Note: Although Sadie passed away at home in 2008, I am reminded of her constantly by the two big, goofy Golden Retrievers we have now, of which we are the guardians. In 1996, Bill Clinton was in office, and Google was still two years away from launching. And then, a big, beautiful dog named Sadie was born.
Her life started pretty well. She was the prized companion and friend of an elderly lady in Montrose, CO for the first two years of her life.
Then, the elderly lady died and Sadie was reluctantly taken in by her children. As far as I know, she spent the next 6 years tied to a fence. I don’t know all of the details of her life at that time. I’m not sure I want to know. It’s too painful to imagine the cruelty she had to endure.
At one point, Sadie discovered that she could chew through her lead and she could escape her miserable existence. (She was particularly terrified of lightning and ran away whenever there was a thunderstorm.) Unfortunately for Sadie, her original owner had a chip implanted in her when she was born, so the reluctant owners could always bring her back for further imprisonment. And the kind lady’s children left her there in the dirt, a shivering pile of ears and ground down front teeth. Luckily, for Sadie, they got weary of bringing her back, so they dumped her at a vet hospital in Montrose.
Already well stocked by surrendered dogs, one of the vets called Golden Retriever Rescue of the Rockies and they came to her rescue. It was in late 2005 when our life path crossed that of Sadie's. We had just lost Emma, a beautiful sweet Golden of only 7 years to kidney failure and we wanted another Golden. Encouraged by a friend who had adopted a dog from GRRR, Sadie ended up in the front seat of my car, riding to her new home, her face alight with the pleasure of riding in a car with her head out the window.
For just 3 years, we and Sadie had each other. Owners and dog. Walkers and walkee. Scooper and pooper. We had other dogs, mostly other rescues from GRRR. We lost other dogs; rescue dogs quite often come with problems, behavioral and health. For a while we thought we running a hospice for dogs. Our children grew up and moved out. Our lives moved on. We did what everyone does: we got older.
And Sadie? She got her weight and shiny coat back. She ate poop in the yard and ran away whenever there was a thunderstorm. She was a great dog, but she did what dogs do. She rarely barked, but passed the worst gas imaginable. Got cancer. Got better (for awhile). Got older.
She, like most of the dogs we have ever had, became an ever-shedding marker of time passing — our lives life and hers. Experience and wrinkles. Grey hair and scars.

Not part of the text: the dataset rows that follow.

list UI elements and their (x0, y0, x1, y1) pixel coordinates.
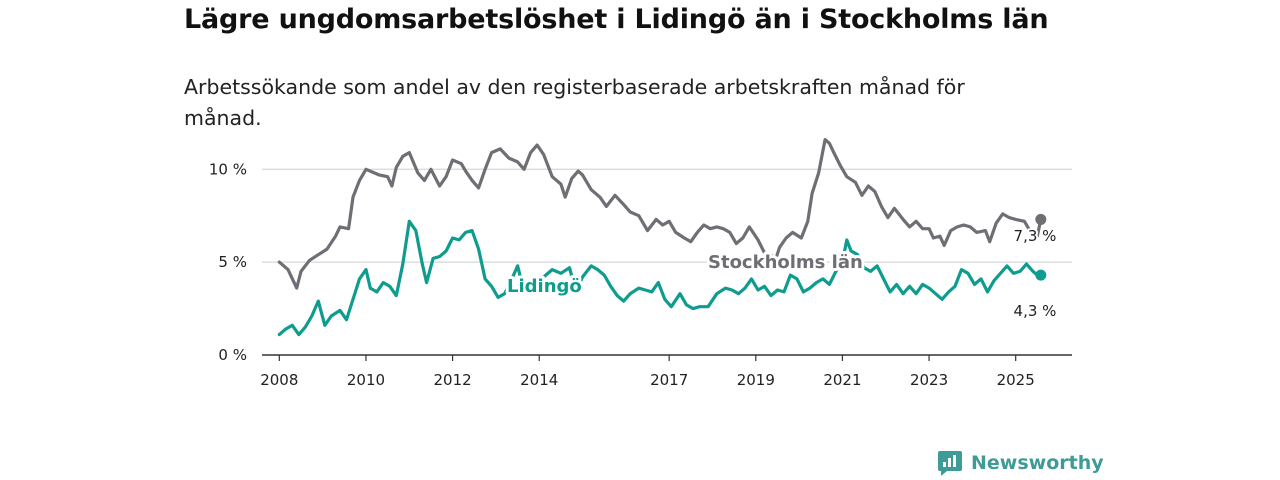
x-tick-label: 2010 (347, 371, 385, 389)
series-lines (277, 138, 1047, 337)
newsworthy-logo-icon (938, 451, 962, 476)
y-axis-ticks: 0 % 5 % 10 % (209, 160, 247, 364)
x-tick-label: 2021 (823, 371, 861, 389)
lidingo-line (277, 219, 1043, 337)
series-labels: Stockholms län Lidingö 7,3 % 4,3 % (504, 225, 1058, 322)
lidingo-label: Lidingö (507, 276, 582, 297)
brand-logo: Newsworthy (937, 448, 1104, 478)
x-tick-label: 2008 (260, 371, 298, 389)
chart-subtitle: Arbetssökande som andel av den registerb… (184, 75, 965, 130)
lidingo-end-point (1035, 269, 1047, 281)
x-tick-label: 2012 (433, 371, 471, 389)
grid-lines (262, 168, 1072, 263)
brand-name: Newsworthy (971, 452, 1104, 474)
y-tick-label: 0 % (218, 346, 247, 364)
stockholms-lan-label: Stockholms län (708, 252, 863, 273)
x-tick-label: 2014 (520, 371, 558, 389)
x-tick-label: 2017 (650, 371, 688, 389)
x-tick-label: 2023 (910, 371, 948, 389)
stockholms-lan-line (277, 138, 1043, 290)
y-tick-label: 10 % (209, 160, 247, 178)
stockholms-lan-end-point (1035, 213, 1047, 225)
chart-title: Lägre ungdomsarbetslöshet i Lidingö än i… (184, 4, 1049, 35)
y-tick-label: 5 % (218, 253, 247, 271)
x-tick-label: 2019 (737, 371, 775, 389)
x-axis-ticks: 2008 2010 2012 2014 2017 2019 2021 2023 2025 (260, 355, 1035, 389)
stockholms-lan-end-label: 7,3 % (1014, 227, 1057, 245)
line-chart: 0 %5 %10 % 2008 2010 2012 2014 2017 2019 2021 2… (209, 138, 1072, 389)
x-tick-label: 2025 (997, 371, 1035, 389)
lidingo-end-label: 4,3 % (1014, 302, 1057, 320)
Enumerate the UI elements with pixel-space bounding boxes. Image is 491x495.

Spring of 2014 would have been her 18th birthday — that’s what her owner surrender records say anyway —I’m doing what I have so often done when I think of all of the dogs we have had and still have. Bit by bit, nevertheless, I know that the end of their eras always approaches and I do my best to put all this into some kind of context.
When Sadie was diagnosed with liver cancer in 2008, we knew that the odds were pretty good that would be the last birthday we would have with her. She became slow, but still always sweet. The liver cancer caused her to accumulate excess fluid in her abdomen which caused her great discomfort. We would go in every two weeks to get it drained and Sadie would become a pup once again. She wasn’t very hungry, so she got thin. But every two weeks, we would get the once and mighty Sadie back, if only for a few days.
And while we and she prepared for the inevitable, I learned that she had taught me more than most people. I hope I can articulate them as well as she did:
Don’t make others carry your personal baggage.
Sadie was abused and forgotten. Mistreated and abandoned. And yet she never bit a soul. She was gentle and so dear. And she approached everyone as if she had never been hurt before.
Conserve your energy.
Sadie was a napper, like most dogs. She had learned from her long years being tied to the fence that life’s a long haul. There’s more time than you think — and it does no good to push yourself to the breaking point. Naps make those moments when you suddenly break loose in the backyard or flip a chew toy in the air all the more exhilarating.
Be who you are — because that’s enough.
Sadie was not tough. She was beautiful, but not especially smart. But she was content. She was not embarrassed by who she was — she simply was. And she was loved all the more for it.
Know who feeds you.
9 times out of 10, I’m the one in our house who feeds the dogs. Sadie knew this. That’s why she only really listened to me. In her own dog way, she was grateful, I think. I imagine we could all learn to be a lot more loyal and kind and dedicated to the people who do the most for us.
Get old, but don’t age.
Sadie didn’t know that her last day on the Earth was her last. She didn’t have a fear of getting old. She simply lived each day, and the next, and the next. One nap, one meal, one fart at a time. My birthday was two months after hers would have been in 2008 and for the first time in 54 years, I decided to stop obsessing about it. Sadie gave me that gift then and it still gives now. Years only mean something if you’re keeping count.